Our study has shown that CrCl is a major determinant for urinary cortisol excretion rate in patients with severe renal impairment. Because there is a theoretical possibility that the low urinary cortisol excretion rate may reflect the low blood cortisol concentrations in these patients, we compared the total random morning serum cortisol concentrations for patients with different degrees of renal impairment and found that serum total cortisol was significantly higher in patients with CrCl <20 mL/min (P = 0.002, Kruskal–Wallis test). This finding is consistent with previous reports that the serum cortisol concentrations of patients with end stage renal failure were higher than those of healthy individuals (9). Therefore, it is unlikely that the observed decrease in urinary free cortisol excretion in patients with moderate to severe renal impairment was attributable to hypoadrenalism.

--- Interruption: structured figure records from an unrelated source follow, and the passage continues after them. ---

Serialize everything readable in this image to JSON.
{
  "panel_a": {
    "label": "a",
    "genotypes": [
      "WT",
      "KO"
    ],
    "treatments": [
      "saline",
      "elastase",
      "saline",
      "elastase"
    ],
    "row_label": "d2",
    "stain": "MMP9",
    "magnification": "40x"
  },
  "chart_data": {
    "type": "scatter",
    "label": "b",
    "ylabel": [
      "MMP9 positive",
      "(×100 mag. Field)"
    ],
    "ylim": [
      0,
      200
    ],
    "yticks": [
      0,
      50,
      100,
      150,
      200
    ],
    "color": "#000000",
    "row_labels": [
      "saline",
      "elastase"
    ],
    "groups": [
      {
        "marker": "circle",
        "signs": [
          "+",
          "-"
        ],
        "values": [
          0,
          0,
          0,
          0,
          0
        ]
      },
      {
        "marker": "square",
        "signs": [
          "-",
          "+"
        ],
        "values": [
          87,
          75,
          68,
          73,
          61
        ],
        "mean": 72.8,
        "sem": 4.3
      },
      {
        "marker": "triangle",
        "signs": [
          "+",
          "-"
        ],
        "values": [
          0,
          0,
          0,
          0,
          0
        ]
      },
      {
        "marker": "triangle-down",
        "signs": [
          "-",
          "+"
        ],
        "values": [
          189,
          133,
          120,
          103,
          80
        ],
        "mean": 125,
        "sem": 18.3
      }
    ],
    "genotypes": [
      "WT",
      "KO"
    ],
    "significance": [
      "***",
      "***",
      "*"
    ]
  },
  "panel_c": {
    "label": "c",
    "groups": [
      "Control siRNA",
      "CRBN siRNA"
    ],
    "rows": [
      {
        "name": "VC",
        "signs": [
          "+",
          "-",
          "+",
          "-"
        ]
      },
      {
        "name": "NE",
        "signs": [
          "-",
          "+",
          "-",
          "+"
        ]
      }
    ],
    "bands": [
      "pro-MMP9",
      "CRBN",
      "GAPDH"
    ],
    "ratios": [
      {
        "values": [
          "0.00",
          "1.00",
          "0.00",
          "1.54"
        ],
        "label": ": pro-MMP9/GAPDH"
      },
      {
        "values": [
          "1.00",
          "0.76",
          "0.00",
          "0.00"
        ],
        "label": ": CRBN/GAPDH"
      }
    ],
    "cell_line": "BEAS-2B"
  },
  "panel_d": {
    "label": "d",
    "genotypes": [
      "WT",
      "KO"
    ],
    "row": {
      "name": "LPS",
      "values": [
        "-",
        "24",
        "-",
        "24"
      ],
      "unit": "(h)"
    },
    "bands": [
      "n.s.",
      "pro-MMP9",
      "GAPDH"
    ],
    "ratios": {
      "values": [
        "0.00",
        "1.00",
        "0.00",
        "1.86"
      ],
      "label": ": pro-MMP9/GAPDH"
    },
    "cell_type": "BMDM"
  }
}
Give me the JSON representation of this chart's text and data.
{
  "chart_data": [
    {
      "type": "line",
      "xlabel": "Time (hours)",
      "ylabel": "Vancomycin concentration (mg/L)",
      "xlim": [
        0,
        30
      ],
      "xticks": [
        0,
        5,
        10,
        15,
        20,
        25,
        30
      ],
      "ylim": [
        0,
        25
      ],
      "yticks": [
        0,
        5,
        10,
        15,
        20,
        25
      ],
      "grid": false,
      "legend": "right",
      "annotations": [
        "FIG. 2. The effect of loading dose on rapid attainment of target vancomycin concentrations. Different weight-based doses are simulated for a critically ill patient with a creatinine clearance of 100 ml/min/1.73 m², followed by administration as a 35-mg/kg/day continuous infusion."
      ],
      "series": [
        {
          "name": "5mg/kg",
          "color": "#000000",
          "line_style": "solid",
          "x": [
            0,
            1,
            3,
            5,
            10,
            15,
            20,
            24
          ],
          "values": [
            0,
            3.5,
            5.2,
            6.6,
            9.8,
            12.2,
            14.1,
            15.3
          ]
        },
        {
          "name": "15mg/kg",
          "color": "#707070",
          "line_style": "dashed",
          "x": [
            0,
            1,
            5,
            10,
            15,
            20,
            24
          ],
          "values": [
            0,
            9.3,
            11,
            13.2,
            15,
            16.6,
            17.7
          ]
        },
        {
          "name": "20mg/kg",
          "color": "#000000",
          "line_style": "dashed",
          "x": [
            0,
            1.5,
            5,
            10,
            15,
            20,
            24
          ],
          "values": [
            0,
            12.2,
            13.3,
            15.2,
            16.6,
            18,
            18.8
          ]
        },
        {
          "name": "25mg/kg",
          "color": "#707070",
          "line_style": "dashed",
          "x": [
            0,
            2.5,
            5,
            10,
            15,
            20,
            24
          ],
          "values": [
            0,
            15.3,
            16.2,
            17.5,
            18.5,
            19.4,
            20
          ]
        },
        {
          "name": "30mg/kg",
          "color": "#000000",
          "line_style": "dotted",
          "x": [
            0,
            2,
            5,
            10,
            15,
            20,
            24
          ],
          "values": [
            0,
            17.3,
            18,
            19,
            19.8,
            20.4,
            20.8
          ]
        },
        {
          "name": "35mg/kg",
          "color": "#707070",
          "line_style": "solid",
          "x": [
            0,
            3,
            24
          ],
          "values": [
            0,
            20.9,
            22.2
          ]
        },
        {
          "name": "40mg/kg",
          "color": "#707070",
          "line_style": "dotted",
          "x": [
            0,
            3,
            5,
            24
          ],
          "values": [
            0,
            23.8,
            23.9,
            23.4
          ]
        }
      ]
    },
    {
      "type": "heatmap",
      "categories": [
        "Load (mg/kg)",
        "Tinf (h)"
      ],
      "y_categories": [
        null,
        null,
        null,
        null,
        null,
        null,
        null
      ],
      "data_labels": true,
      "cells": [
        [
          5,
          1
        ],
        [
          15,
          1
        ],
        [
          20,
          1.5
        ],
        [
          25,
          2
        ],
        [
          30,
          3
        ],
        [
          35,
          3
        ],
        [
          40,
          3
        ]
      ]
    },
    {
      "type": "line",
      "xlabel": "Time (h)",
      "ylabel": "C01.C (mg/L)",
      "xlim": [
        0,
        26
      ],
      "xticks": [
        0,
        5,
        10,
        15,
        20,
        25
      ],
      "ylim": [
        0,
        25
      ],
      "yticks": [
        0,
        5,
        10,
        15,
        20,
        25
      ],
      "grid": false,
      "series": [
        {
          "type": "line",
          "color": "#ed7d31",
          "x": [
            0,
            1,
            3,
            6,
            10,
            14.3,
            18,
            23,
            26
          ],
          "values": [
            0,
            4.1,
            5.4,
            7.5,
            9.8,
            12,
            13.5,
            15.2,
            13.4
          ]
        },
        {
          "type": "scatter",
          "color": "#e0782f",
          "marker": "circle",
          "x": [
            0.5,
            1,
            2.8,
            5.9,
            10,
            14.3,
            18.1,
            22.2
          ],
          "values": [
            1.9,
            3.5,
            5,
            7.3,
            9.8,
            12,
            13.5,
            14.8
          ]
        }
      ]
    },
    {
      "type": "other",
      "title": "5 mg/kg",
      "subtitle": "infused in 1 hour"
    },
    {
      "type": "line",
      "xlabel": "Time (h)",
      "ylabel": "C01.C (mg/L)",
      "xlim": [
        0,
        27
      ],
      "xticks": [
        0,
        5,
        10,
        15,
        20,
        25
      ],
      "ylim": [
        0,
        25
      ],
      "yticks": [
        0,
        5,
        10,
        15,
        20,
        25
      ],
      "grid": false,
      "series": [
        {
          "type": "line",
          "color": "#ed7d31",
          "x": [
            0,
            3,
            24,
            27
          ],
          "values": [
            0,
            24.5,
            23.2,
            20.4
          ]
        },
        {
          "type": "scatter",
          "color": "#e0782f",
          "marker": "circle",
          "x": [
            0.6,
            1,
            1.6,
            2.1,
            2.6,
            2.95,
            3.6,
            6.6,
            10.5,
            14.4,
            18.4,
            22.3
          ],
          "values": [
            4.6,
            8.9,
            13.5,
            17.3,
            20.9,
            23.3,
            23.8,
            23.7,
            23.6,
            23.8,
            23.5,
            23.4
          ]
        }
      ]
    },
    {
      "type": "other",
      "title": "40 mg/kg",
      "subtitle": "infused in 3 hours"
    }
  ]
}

In summary, the urinary free cortisol excretion rate is significantly reduced in patients with moderate to severe renal impairment (CrCl <60 mL/min) and consequently has diminished sensitivity in the diagnosis of Cushing syndrome in such patients. Moreover, this diminished urinary free cortisol excretion rate could be accurately predicted by the increased serum creatinine concentrations. Therefore, it would be more appropriate to use late-night serum salivary cortisol or other blood-based diagnostic tests for the screening and diagnosis of Cushing syndrome in patients with significantly impaired renal function as indicated by an increased serum creatinine concentration. The influence of impairment of renal function on the measurement of other urinary analytes, e.g., urinary steroid profile and urinary catecholamines, may need to be explored.